Zugleich ist der Begriff von Ambivalenzen gekennzeichnet, etwa in Hinblick auf die inkludierten Gruppen: So wird Queerness vorwiegend mit effeminierter Männlichkeit, Dragqueens oder AIDS- Aktivist*innen assoziiert, hingegen bleiben Lesben oder Dragkings innerhalb der Queer-Theorie eher marginalisiert (Jones 2021, 189). Bis heute steht die Queer-Theorie zudem vor der Herausforderung, sich von kolonialen Strukturen zu lösen und diese durch dekoloniale und intersektionale Ansätze kritisch zu beleuchten. So ist insbesondere die US-amerikanische Queer-Theorie, -Bewegung und - Politik durch eine unreflektierte Whiteness geprägt (Jones, 187), während People of Color weitgehend nicht berücksichtigt werden. Gleichzeitig schließt Amelia Jones im Jahr 2021, dass die proklamierte Fluidität von Gender und Sex geradezu als subversive Form der Identität fixiert werde (Jones, 191), sodass das paradoxe Risiko bestehe, neue ‚Homonormativitäten‘ zu schaffen.

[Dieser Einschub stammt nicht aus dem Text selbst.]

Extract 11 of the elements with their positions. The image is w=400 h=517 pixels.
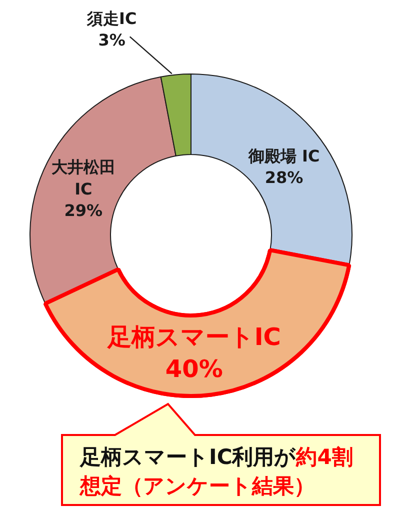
data-label: 40% (165, 355, 223, 384)
slice-label: 須走IC (86, 9, 137, 28)
data-label: 28% (264, 168, 304, 187)
text: 約4割 (296, 445, 353, 469)
data-label: 3% (98, 30, 126, 50)
slice-label: 足柄スマートIC (106, 322, 281, 351)
data-label: 29% (64, 200, 103, 220)
slice-label: 大井松田IC (51, 158, 116, 198)
slice-label: 御殿場 IC (247, 146, 320, 166)
text: 足柄スマートIC利用が (80, 445, 296, 469)
text: 想定（アンケート結果） (80, 474, 315, 498)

Angesichts dieser Entwicklungen seit dem Aufkommen des Begriffs Queerness lässt sich im Sinne von Jonathan Katz‘ „Queering masculinity“ (Katz) davon ausgehen, dass Männlichkeit mittlerweile nicht mehr als „natürlich“ erscheint und nun mehr als diskursiv denn als biologisch definiert gedacht werden kann. Demnach lässt sich Männlichkeit als divers, variabel und im ständigen Werden begriffen verstehen. Daraus ergibt sich weiterhin das Potenzial, Queerness bzw. Queere Männlichkeit in Bezug zu posthumanen und postanthropozänen Theorien zu setzen, die diese Veränderlichkeit als konstitutiv erachten.

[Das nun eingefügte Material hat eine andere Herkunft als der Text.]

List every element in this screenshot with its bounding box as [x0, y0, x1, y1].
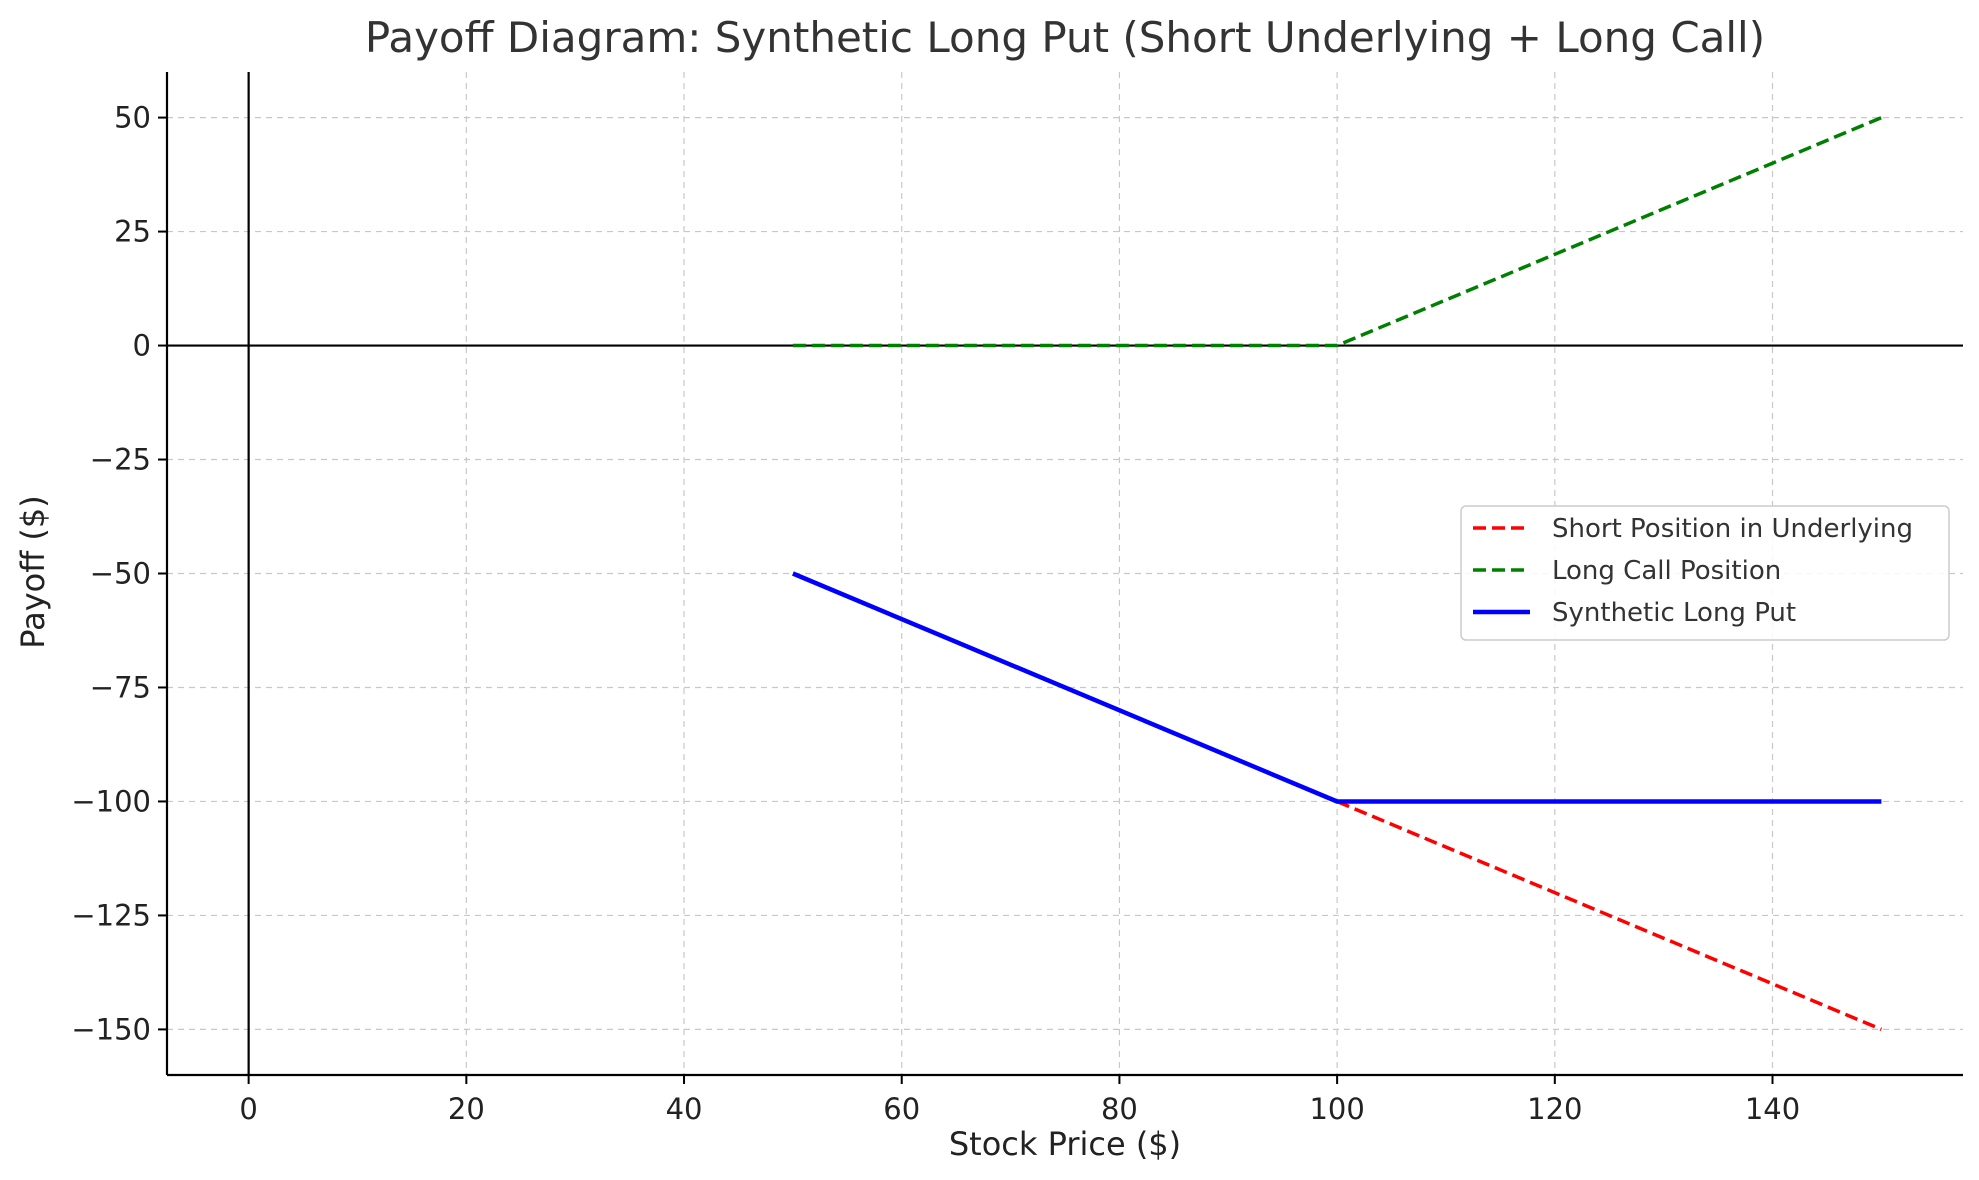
x-tick-label-7: 140	[1745, 1092, 1800, 1126]
x-tick-label-4: 80	[1101, 1092, 1138, 1126]
y-tick-label-5: −75	[90, 670, 151, 704]
legend-label-long-call-position: Long Call Position	[1552, 556, 1781, 586]
legend: Short Position in Underlying Long Call Po…	[1460, 505, 1950, 641]
y-tick-label-6: −100	[71, 784, 151, 818]
y-tick-label-1: 25	[114, 215, 151, 249]
y-axis-ticks: 50 25 0 −25 −50 −75 −100 −125 −150	[71, 101, 167, 1046]
x-tick-label-1: 20	[448, 1092, 485, 1126]
y-tick-label-2: 0	[133, 329, 151, 363]
y-tick-label-0: 50	[114, 101, 151, 135]
x-tick-label-2: 40	[666, 1092, 703, 1126]
series-short-position-in-underlying	[1336, 799, 1883, 1032]
series-long-call-position	[792, 115, 1883, 348]
x-tick-label-0: 0	[239, 1092, 257, 1126]
legend-label-short-position-in-underlying: Short Position in Underlying	[1552, 514, 1913, 544]
y-tick-label-7: −125	[71, 898, 151, 932]
x-tick-label-5: 100	[1309, 1092, 1364, 1126]
series-lines	[792, 115, 1883, 1032]
series-synthetic-long-put	[792, 571, 1882, 804]
y-tick-label-4: −50	[90, 557, 151, 591]
y-tick-label-3: −25	[90, 443, 151, 477]
x-axis-ticks: 0 20 40 60 80 100 120 140	[239, 1075, 1800, 1126]
x-tick-label-3: 60	[883, 1092, 920, 1126]
legend-box	[1460, 505, 1950, 641]
y-tick-label-8: −150	[71, 1012, 151, 1046]
x-axis-label: Stock Price ($)	[949, 1125, 1181, 1163]
chart-title: Payoff Diagram: Synthetic Long Put (Shor…	[365, 13, 1765, 62]
x-tick-label-6: 120	[1527, 1092, 1582, 1126]
legend-label-synthetic-long-put: Synthetic Long Put	[1552, 598, 1796, 628]
y-axis-label: Payoff ($)	[14, 495, 52, 649]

Vor diesem Hintergrund möchten wir uns im Workshop queeren künstlerischen Strategien und den Konsequenzen für Männlichkeiten widmen. Zudem wollen wir betrachten, welche Strategien Künstler*innen seit den 1990er Jahren nutzen, um queere Körper und Identitäten ins Bild zu setzen, auf welchen historischen Voraussetzungen diese beruhen und wie sie sich zu den oben genannten Entwicklungen und Ambivalenzen positionieren. Zudem möchten wir untersuchen, welche Herausforderungen und Chancen sich aus diesen Werken für Männlichkeiten und ihre Erforschung bieten. Um uns im Workshop an der Ruhr-Universität diesen queer-künstlerischen Entwürfen neuer Maskulinitäten zu widmen, freuen wir uns auf Beiträge, die sich an bspw. folgenden Fragen orientieren, jedoch nicht auf diese beschränkt sein müssen:
- Wie deuten queere künstlerische Konzeptionen bestehende heteronormative Modelle binärer Geschlechtlichkeit um? Welche neuen Strategien sind dabei in den letzten Jahren entstanden?
- Wie verändern sich männliche Macht und deren Symbolik durch queere Interventionen?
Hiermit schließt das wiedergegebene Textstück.